Oman, a major supplier of fins to Asian countries, witnesses falling shark numbers.
“There is an enormous economic interest in catching and trading these species, and a Cites piece of paper is really a nuisance [for traders].”
Resistance from Asian countries, particularly Japan, to placing bluefin tuna on a protective list received most attention at this year’s meeting.
Stocks of Atlantic bluefin tuna, prized as a sushi delicacy in Japan, have plunged more than 80 per cent since 1970, according to Cites.
Japan imports about 80 per cent of the catch, mostly from the European Union.

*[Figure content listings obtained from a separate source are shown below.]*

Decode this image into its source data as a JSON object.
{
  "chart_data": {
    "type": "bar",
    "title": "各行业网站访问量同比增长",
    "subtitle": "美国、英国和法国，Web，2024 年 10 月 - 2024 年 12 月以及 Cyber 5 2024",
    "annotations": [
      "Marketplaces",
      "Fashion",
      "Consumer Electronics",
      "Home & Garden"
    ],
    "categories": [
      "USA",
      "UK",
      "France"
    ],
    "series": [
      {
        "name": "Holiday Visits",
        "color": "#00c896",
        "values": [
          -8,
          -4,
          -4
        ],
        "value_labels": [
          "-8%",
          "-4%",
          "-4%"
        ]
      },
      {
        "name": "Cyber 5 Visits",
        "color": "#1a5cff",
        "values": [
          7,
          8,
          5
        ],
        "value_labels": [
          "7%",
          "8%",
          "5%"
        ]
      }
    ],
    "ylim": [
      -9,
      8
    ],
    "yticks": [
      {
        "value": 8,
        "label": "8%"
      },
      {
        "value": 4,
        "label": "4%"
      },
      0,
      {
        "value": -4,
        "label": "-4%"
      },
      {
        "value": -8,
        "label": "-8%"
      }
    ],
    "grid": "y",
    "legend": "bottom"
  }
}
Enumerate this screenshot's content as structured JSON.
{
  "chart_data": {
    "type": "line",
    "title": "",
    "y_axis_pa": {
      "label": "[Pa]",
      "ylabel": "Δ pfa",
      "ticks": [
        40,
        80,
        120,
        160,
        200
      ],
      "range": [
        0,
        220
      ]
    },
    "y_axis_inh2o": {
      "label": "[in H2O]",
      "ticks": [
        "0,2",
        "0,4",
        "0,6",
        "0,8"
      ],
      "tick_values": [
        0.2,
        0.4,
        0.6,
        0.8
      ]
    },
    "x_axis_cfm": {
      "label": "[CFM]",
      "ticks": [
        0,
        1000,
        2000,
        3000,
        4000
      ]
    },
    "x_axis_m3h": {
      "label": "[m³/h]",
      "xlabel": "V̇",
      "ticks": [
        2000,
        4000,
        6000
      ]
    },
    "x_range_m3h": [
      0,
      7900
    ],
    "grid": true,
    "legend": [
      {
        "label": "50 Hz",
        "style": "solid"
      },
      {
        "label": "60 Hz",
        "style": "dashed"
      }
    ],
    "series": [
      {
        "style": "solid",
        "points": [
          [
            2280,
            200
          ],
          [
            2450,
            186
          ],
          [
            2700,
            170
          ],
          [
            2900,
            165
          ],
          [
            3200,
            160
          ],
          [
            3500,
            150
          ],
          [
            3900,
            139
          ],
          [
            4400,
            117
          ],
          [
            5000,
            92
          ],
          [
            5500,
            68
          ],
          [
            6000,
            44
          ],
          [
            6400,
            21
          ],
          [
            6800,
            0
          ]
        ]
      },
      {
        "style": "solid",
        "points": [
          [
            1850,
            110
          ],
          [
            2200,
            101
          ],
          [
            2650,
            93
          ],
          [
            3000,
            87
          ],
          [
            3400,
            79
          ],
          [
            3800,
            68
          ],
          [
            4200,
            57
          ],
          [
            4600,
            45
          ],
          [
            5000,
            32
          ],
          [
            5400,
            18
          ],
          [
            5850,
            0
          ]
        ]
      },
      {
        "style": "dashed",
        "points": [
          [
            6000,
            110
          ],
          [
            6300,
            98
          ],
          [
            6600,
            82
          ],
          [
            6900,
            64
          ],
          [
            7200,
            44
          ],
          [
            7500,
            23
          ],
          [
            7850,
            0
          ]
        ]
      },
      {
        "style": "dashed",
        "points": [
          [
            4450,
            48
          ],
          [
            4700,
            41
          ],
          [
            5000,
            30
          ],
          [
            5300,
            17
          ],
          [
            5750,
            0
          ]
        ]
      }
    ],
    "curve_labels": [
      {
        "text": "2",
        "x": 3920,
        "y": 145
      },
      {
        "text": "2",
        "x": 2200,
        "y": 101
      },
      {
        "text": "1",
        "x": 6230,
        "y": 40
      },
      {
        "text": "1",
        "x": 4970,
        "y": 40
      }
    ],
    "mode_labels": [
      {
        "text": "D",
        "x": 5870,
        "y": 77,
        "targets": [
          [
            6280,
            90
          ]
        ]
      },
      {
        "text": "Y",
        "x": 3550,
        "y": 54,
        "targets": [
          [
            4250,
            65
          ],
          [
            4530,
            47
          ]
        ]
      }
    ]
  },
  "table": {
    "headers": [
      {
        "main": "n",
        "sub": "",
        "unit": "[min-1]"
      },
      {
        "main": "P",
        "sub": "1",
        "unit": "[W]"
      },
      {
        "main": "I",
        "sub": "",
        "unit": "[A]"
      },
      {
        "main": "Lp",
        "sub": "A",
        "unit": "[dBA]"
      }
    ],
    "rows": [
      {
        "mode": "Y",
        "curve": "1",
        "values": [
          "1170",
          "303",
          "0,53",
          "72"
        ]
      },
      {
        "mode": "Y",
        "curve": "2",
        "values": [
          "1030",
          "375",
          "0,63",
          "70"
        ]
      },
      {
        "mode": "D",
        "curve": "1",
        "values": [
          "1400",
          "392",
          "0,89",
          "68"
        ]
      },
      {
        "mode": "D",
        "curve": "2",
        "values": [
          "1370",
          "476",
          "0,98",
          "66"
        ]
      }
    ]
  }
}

“It’s been a difficult conference from a conservation standpoint, perhaps because of the economic environment,” Tom Strickland, the US assistant secretary of the interior for fish, wildlife and parks, said.
“But the history of Cites is one built on supporting conservation over a period of time. We have a strong foundation, and often it takes several conferences to get things listed,” he said.
Cites meets once every two-and-a-half years.
Amid the disappointments for conservation advocates, there were some successes.
|Trade interests have trumped proposals to step up protection for bluefin tuna [Reuters]|
Kenya scored a victory with its proposal to combat the escalation of rhino poaching by placing the animals on a protective list.
Rhinos in countries such as India, South Africa, Nepal and Zimbabwe are killed by organised crime groups that control the smuggling of rhino horns to the far east of Asia, where they are sold on the black market for thousands of dollars, Cites says.
Calls by Zambia and Tanzania to relax a trade ban on elephant ivory were rejected and Porbeagle sharks, hit by overfishing in the Atlantic and Mediterranean, also won protection.
However, proposed protections for other sharks, which are caught as ingredients in shark’s fin soup in Asia, failed.
And a US proposal to protect polar bears, which thrust the issue of climate change onto the agenda of the conference for the first time, was defeated.
Al Jazeera’s Nick Clark, reporting from conference, said the Cites convention had seen big business and commercial interests win over conservation.
“Big business is the name of the game as a result the summit has failed badly,” he said.
“The Cites convention has wrapped up and there is not a lot to shout about from the rooftops. All the proposals for marine species were rejected.”